Hacker News new | ask | show | jobs
by mtdewcmu 4571 days ago
I noticed that there is no delta compression until objects get incorporated into a pack.

>Think of each branch as a pointer. Then realize that you can make that pointer point anywhere on the DAG, even to parts of the DAG that have no connection to each other. The `reflog` is a (local, non-comprehensive) history of where that pointer has pointed.

I got that branches were pointers. Now that I'm aware that the DAG is fully represented inside objects, I can see that what's inside logs/ is actually just logs. Each log corresponds to a subgraph of the full DAG. Getting history from a log would be more efficient than from the objects themselves, because to get it from objects, you'd have to dereference a lot of object references.

>I'm not sure what branches living under .git/refs has to do with excessive hierarchies/trees. There are enough things stored in the .git directory, that if you mashed them all together it wouldn't make any sense.

Having to descend through layers of subdirectories makes things harder. I'd reduce the depth of the directory tree to the absolute minimum. It's hard to tell if this is the minimum without knowing exactly what all the implementation constraints might have been.

I can see that the real meat of this system is the object store. It's useful to know about `git cat-file` for inspecting it.

1 comments

> Each log corresponds to a subgraph of the full DAG

I don't have the time to keep up this conversation, but this assertion is wrong. It is not a subgraph. It is a history of the values that the pointer was pointing to (e.g. "Pointer <branch_name> changed from pointing to value AAA to value BBB due to action XXX"). That is basically what all of those entries are. 'AAA' and 'BBB' maybe be in completely unconnected sections of the DAG.

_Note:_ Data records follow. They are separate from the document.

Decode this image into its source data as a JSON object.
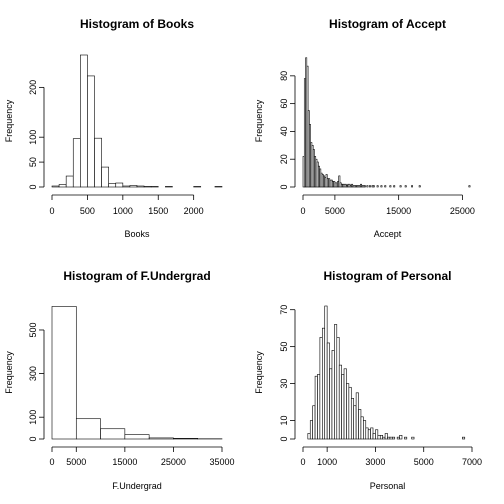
{
  "chart_data": [
    {
      "type": "histogram",
      "title": "Histogram of Books",
      "xlabel": "Books",
      "ylabel": "Frequency",
      "xlim": [
        0,
        2400
      ],
      "ylim": [
        0,
        265
      ],
      "xticks": [
        0,
        500,
        1000,
        1500,
        2000
      ],
      "yticks": [
        0,
        50,
        100,
        200
      ],
      "bin_width": 100,
      "bins_start": 0,
      "counts": [
        2,
        5,
        22,
        97,
        265,
        223,
        98,
        40,
        7,
        8,
        2,
        3,
        2,
        1,
        1,
        0,
        1,
        0,
        0,
        0,
        1,
        0,
        0,
        1
      ]
    },
    {
      "type": "histogram",
      "title": "Histogram of Accept",
      "xlabel": "Accept",
      "ylabel": "Frequency",
      "xlim": [
        0,
        26500
      ],
      "ylim": [
        0,
        95
      ],
      "xticks": [
        0,
        5000,
        15000,
        25000
      ],
      "yticks": [
        0,
        20,
        40,
        60,
        80
      ],
      "bin_width": 200,
      "bins_start": 0,
      "counts": [
        22,
        78,
        93,
        87,
        55,
        45,
        32,
        30,
        27,
        22,
        20,
        18,
        15,
        13,
        10,
        9,
        8,
        7,
        9,
        6,
        6,
        5,
        5,
        4,
        4,
        3,
        3,
        4,
        8,
        3,
        2,
        2,
        2,
        2,
        1,
        2,
        2,
        1,
        2,
        1,
        1,
        1,
        1,
        1,
        1,
        2,
        1,
        1,
        1,
        0,
        1,
        0,
        1,
        0,
        1,
        1,
        0,
        0,
        1,
        0,
        0,
        1,
        0,
        0,
        1,
        0,
        0,
        0,
        1,
        0,
        0,
        1,
        0,
        0,
        0,
        0,
        1,
        0,
        0,
        0,
        1,
        0,
        0,
        0,
        0,
        1,
        0,
        0,
        0,
        0,
        0,
        1,
        0,
        0,
        0,
        0,
        0,
        0,
        0,
        0,
        0,
        0,
        0,
        0,
        0,
        0,
        0,
        0,
        0,
        0,
        0,
        0,
        0,
        0,
        0,
        0,
        0,
        0,
        0,
        0,
        0,
        0,
        0,
        0,
        0,
        0,
        0,
        0,
        0,
        0,
        1
      ]
    },
    {
      "type": "histogram",
      "title": "Histogram of F.Undergrad",
      "xlabel": "F.Undergrad",
      "ylabel": "Frequency",
      "xlim": [
        0,
        35000
      ],
      "ylim": [
        0,
        610
      ],
      "xticks": [
        0,
        5000,
        15000,
        25000,
        35000
      ],
      "yticks": [
        0,
        100,
        300,
        500
      ],
      "bin_width": 5000,
      "bins_start": 0,
      "counts": [
        608,
        93,
        47,
        20,
        5,
        3,
        1
      ]
    },
    {
      "type": "histogram",
      "title": "Histogram of Personal",
      "xlabel": "Personal",
      "ylabel": "Frequency",
      "xlim": [
        0,
        7000
      ],
      "ylim": [
        0,
        72
      ],
      "xticks": [
        0,
        1000,
        3000,
        5000,
        7000
      ],
      "yticks": [
        0,
        10,
        30,
        50,
        70
      ],
      "bin_width": 100,
      "bins_start": 200,
      "counts": [
        3,
        10,
        18,
        34,
        35,
        55,
        60,
        72,
        52,
        38,
        48,
        62,
        55,
        40,
        35,
        38,
        30,
        28,
        22,
        18,
        25,
        16,
        12,
        10,
        6,
        5,
        6,
        3,
        5,
        2,
        2,
        1,
        3,
        1,
        1,
        1,
        0,
        1,
        2,
        0,
        1,
        0,
        0,
        1,
        0,
        0,
        0,
        0,
        0,
        0,
        0,
        0,
        0,
        0,
        0,
        0,
        0,
        0,
        0,
        0,
        0,
        0,
        0,
        0,
        1
      ]
    }
  ]
}
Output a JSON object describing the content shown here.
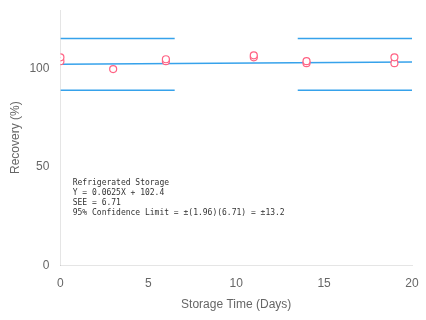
{
  "chart_data": {
    "type": "scatter",
    "xlabel": "Storage Time (Days)",
    "ylabel": "Recovery (%)",
    "series": [
      {
        "type": "scatter",
        "marker": "circle",
        "x": [
          0,
          0,
          3,
          6,
          6,
          11,
          11,
          14,
          14,
          19,
          19
        ],
        "values": [
          104,
          106,
          100,
          104,
          105,
          106,
          107,
          103,
          104,
          103,
          106
        ]
      },
      {
        "type": "line",
        "marker": "none",
        "x": [
          0,
          20
        ],
        "values": [
          102.4,
          103.65
        ]
      },
      {
        "type": "line",
        "marker": "none",
        "x": [
          0,
          6.5
        ],
        "values": [
          115.6,
          115.6
        ]
      },
      {
        "type": "line",
        "marker": "none",
        "x": [
          13.5,
          20
        ],
        "values": [
          115.6,
          115.6
        ]
      },
      {
        "type": "line",
        "marker": "none",
        "x": [
          0,
          6.5
        ],
        "values": [
          89.2,
          89.2
        ]
      },
      {
        "type": "line",
        "marker": "none",
        "x": [
          13.5,
          20
        ],
        "values": [
          89.2,
          89.2
        ]
      }
    ],
    "xlim": [
      0,
      20
    ],
    "ylim": [
      0,
      130
    ],
    "xticks": [
      0,
      5,
      10,
      15,
      20
    ],
    "yticks": [
      0,
      50,
      100
    ],
    "grid": false,
    "annotations": [
      {
        "text": [
          "Refrigerated Storage",
          "Y = 0.0625X + 102.4",
          "SEE = 6.71",
          "95% Confidence Limit = ±(1.96)(6.71) = ±13.2"
        ],
        "x": 0.7,
        "y": 44
      }
    ]
  }
}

If you create a new repository and add a couple of commits, then yes the reflog files will look like a history, but only because the branch pointer has traversed the DAG from start to end with no deviations.

For example you can have a DAG like this:

   A - B - C - D - E

   X - Y - Z
If you change the branch pointer to move from B to Z, this is not a subgraph. Well, I guess technically you could call it sgraph of the history of the branch pointer, but it in no way corresponds to the DAG other than that all of the pointer values exist within the DAG. For example the following operations:

  git clone
  git reset --hard Z
  git reset --hard X
Would create a graph like this (assuming that master pointed to E when you cloned):

  E - Z - X
Notice that this really don't correspond to the DAG other than the fact that those objects exist in the DAG.

Note:

- All of this information is only contained within the .git/logs files. None of it is stored in the objects themselves.